Die Auszahlung der Gehälter ist unterschiedlich: In Brasilia erfolgt die Bezahlung nicht direkt an die Ärzte, sondern die Behörden überweisen den monatlichen Betrag von 4.200 US-Dollar pro Arzt an die kubanische Regierung. Die „exportierten“ Ärzte jedoch werden individuell über den Umweg aus Havanna entlohnt. – Dieser Betrag belief sich allerdings lange Zeit auf rund ein Zehntel jenes Soldes, den der kubanische Staat dafür erlöst. Ein weiteres Zehntel wird den „Export-Ärzten“ in Form von kubanischen Pesos zu Hause gutgeschrieben. Darauf haben die Ärzte erst nach Beendigung des bis zu drei Jahre befristeten Dienstverhältnisses und nach der Rückkehr auf die Insel Zugriff. Nach Protesten durch ärztliche Interessensverbände Mitte 2014 wurde wenigstens die Sofortauszahlung je nach Fall auf über 1.000 US-Dollar angehoben. Das Tor, medizinisches Personal als „Exportware“ oder zumindest im Tauschhandel einzusetzen, war somit geöffnet.

Devisenbringer Ärzte

Im Fall von Brasilien mutierte dieses Modell für Kuba zum bedeutenden Devisenbringer. Das Land, das sich in der jüngsten Geschickte als Vorzeige-„Relikt“ der linken Ideologie darstellte, wandelte sich zum Nachfrage-orientierten „Wissens-Software“-Anbieter im global herrschenden Kapitalismus. Brasilien, das durch wirtschaftliche Exporterfolge auf dem Agrar-Rohstoffmarkt über 20 Jahre zeitweise beachtliche Wachstumsraten erfuhr, entwickelte sich so zum Hauptabnehmer der menschlichen „Medizin-Pakete“. In das kubanische Staatsbudget wird auf diese Weise mit mehr acht Milliarden US-Dollar jährlich drei Mal mehr Geld eingespült als der Tourismus insgesamt an Einnahmen bringt. Die brasilianische Bevölkerung selbst hat das Programm „Mais Medico“ von Beginn an positiv bewertet. Die Zustimmung dafür schwindet aber zusehends aufgrund der medialen Darstellung der Details. So kritisierte etwa der Weltärztebund von Anfang an vor allem den Umstand, dass ein „Lohndumping“ gegen die einheimischen brasilianischen Ärzte in Gang gesetzt wurde; kritisiert wurde auch, dass kubanische Ärzte keinerlei portugiesische Fach- und Sprachqualifikationen nachzuweisen müssten. – Ein Umstand, der nach brasilianischem Gesetz jedoch für Ärzte aus anderen Ländern verpflichtend ist.
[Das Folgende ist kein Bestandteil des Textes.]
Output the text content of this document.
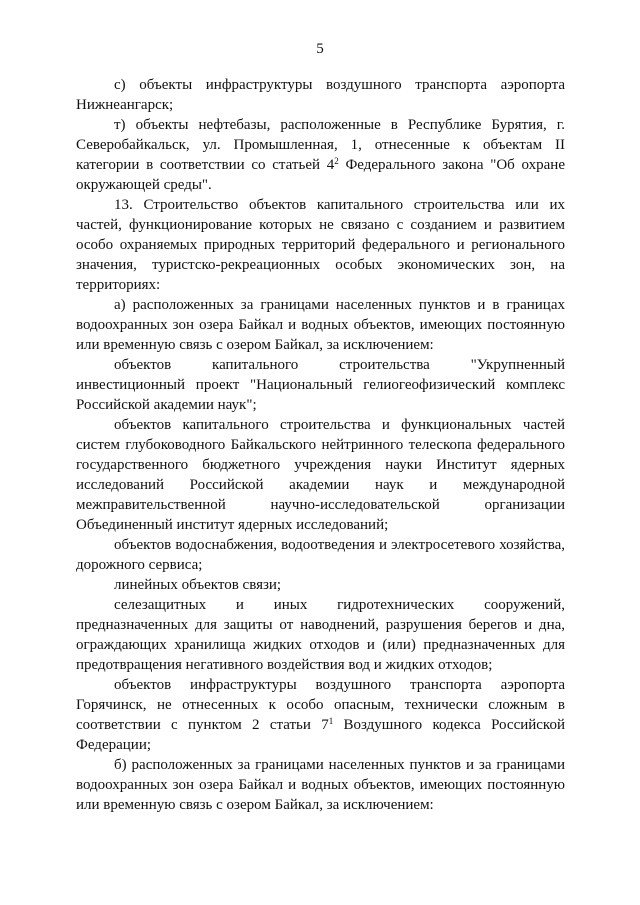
5

с) объекты инфраструктуры воздушного транспорта аэропорта Нижнеангарск;

т) объекты нефтебазы, расположенные в Республике Бурятия, г. Северобайкальск, ул. Промышленная, 1, отнесенные к объектам II категории в соответствии со статьей $4^2$ Федерального закона "Об охране окружающей среды".

13. Строительство объектов капитального строительства или их частей, функционирование которых не связано с созданием и развитием особо охраняемых природных территорий федерального и регионального значения, туристско-рекреационных особых экономических зон, на территориях:

а) расположенных за границами населенных пунктов и в границах водоохранных зон озера Байкал и водных объектов, имеющих постоянную или временную связь с озером Байкал, за исключением:

объектов капитального строительства "Укрупненный инвестиционный проект "Национальный гелиогеофизический комплекс Российской академии наук";

объектов капитального строительства и функциональных частей систем глубоководного Байкальского нейтринного телескопа федерального государственного бюджетного учреждения науки Институт ядерных исследований Российской академии наук и международной межправительственной научно-исследовательской организации Объединенный институт ядерных исследований;

объектов водоснабжения, водоотведения и электросетевого хозяйства, дорожного сервиса;

линейных объектов связи;

селезащитных и иных гидротехнических сооружений, предназначенных для защиты от наводнений, разрушения берегов и дна, ограждающих хранилища жидких отходов и (или) предназначенных для предотвращения негативного воздействия вод и жидких отходов;

объектов инфраструктуры воздушного транспорта аэропорта Горячинск, не отнесенных к особо опасным, технически сложным в соответствии с пунктом 2 статьи $7^1$ Воздушного кодекса Российской Федерации;

б) расположенных за границами населенных пунктов и за границами водоохранных зон озера Байкал и водных объектов, имеющих постоянную или временную связь с озером Байкал, за исключением:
1.000 US-Dollar hören sich für den Durchschnitts-Kubaner reizvoll an. Findet jedoch aber ein argentinischer Arzt für die gleiche Leistung am Monatsende das Vielfache dieses Betrages auf seinem Konto, wird dies sein kubanischer Kollege trotz aller kollektiv- und solidaritätsgeschulter Gesinnung kaum auf Dauer akzeptieren. Denn zusätzlich sind ja auch die Lebenshaltungskosten in dem Land, in dem man berufstätig ist, zu bezahlen. Laut dem Deutschen Auswärtigen Amt liegt der Durchschnittslohn in Brasilien derzeit bei mehr als 900 US-Dollar.
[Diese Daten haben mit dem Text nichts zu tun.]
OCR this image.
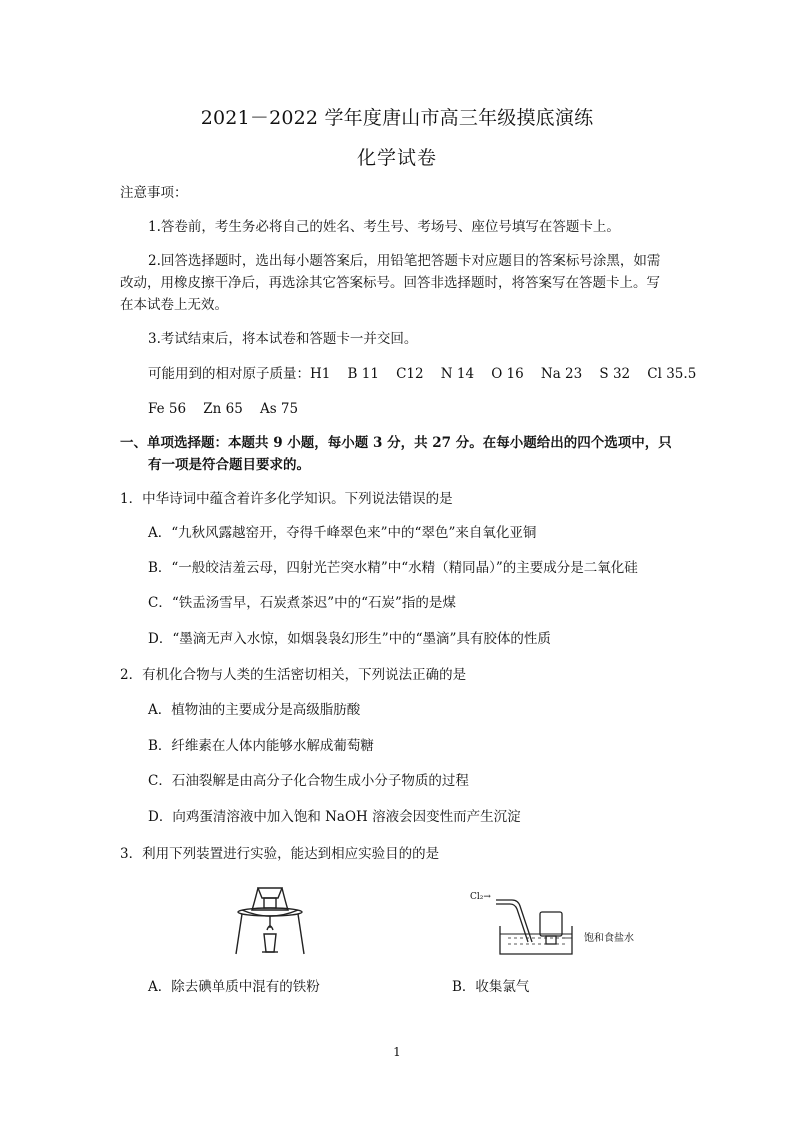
2021－2022 学年度唐山市高三年级摸底演练
化学试卷
注意事项：
1.答卷前，考生务必将自己的姓名、考生号、考场号、座位号填写在答题卡上。
2.回答选择题时，选出每小题答案后，用铅笔把答题卡对应题目的答案标号涂黑，如需
改动，用橡皮擦干净后，再选涂其它答案标号。回答非选择题时，将答案写在答题卡上。写
在本试卷上无效。
3.考试结束后，将本试卷和答题卡一并交回。
可能用到的相对原子质量：H1    B 11    C12    N 14    O 16    Na 23    S 32    Cl 35.5
Fe 56    Zn 65    As 75
一、单项选择题：本题共 9 小题，每小题 3 分，共 27 分。在每小题给出的四个选项中，只
有一项是符合题目要求的。
1．中华诗词中蕴含着许多化学知识。下列说法错误的是
A．“九秋风露越窑开，夺得千峰翠色来”中的“翠色”来自氧化亚铜
B．“一般皎洁羞云母，四射光芒突水精”中“水精（精同晶）”的主要成分是二氧化硅
C．“铁盂汤雪早，石炭煮茶迟”中的“石炭”指的是煤
D．“墨滴无声入水惊，如烟袅袅幻形生”中的“墨滴”具有胶体的性质
2．有机化合物与人类的生活密切相关，下列说法正确的是
A．植物油的主要成分是高级脂肪酸
B．纤维素在人体内能够水解成葡萄糖
C．石油裂解是由高分子化合物生成小分子物质的过程
D．向鸡蛋清溶液中加入饱和 NaOH 溶液会因变性而产生沉淀
3．利用下列装置进行实验，能达到相应实验目的的是
Cl₂→
饱和食盐水
A．除去碘单质中混有的铁粉	B．收集氯气
1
Nachdem sich die kubanische Ärztin Ramona Rodriguez zu Beginn des Vorjahres an die Öffentlichkeit gewandt und überdies bei der US-amerikanischen Botschaft in Brasilia um Asyl angesucht hatte, zog diese einige Konsequenzen nach sich: Zum einen waren nach den Aussagen von Rodriguez ihre Angehörigen in der Heimat in der Folge Schikanen ausgesetzt; zum anderen erlangte das zwischen Kuba und Brasilien abgeschlossene Abkommen durch diesen Schritt an die Öffentlichkeit erstmals internationale Beachtung.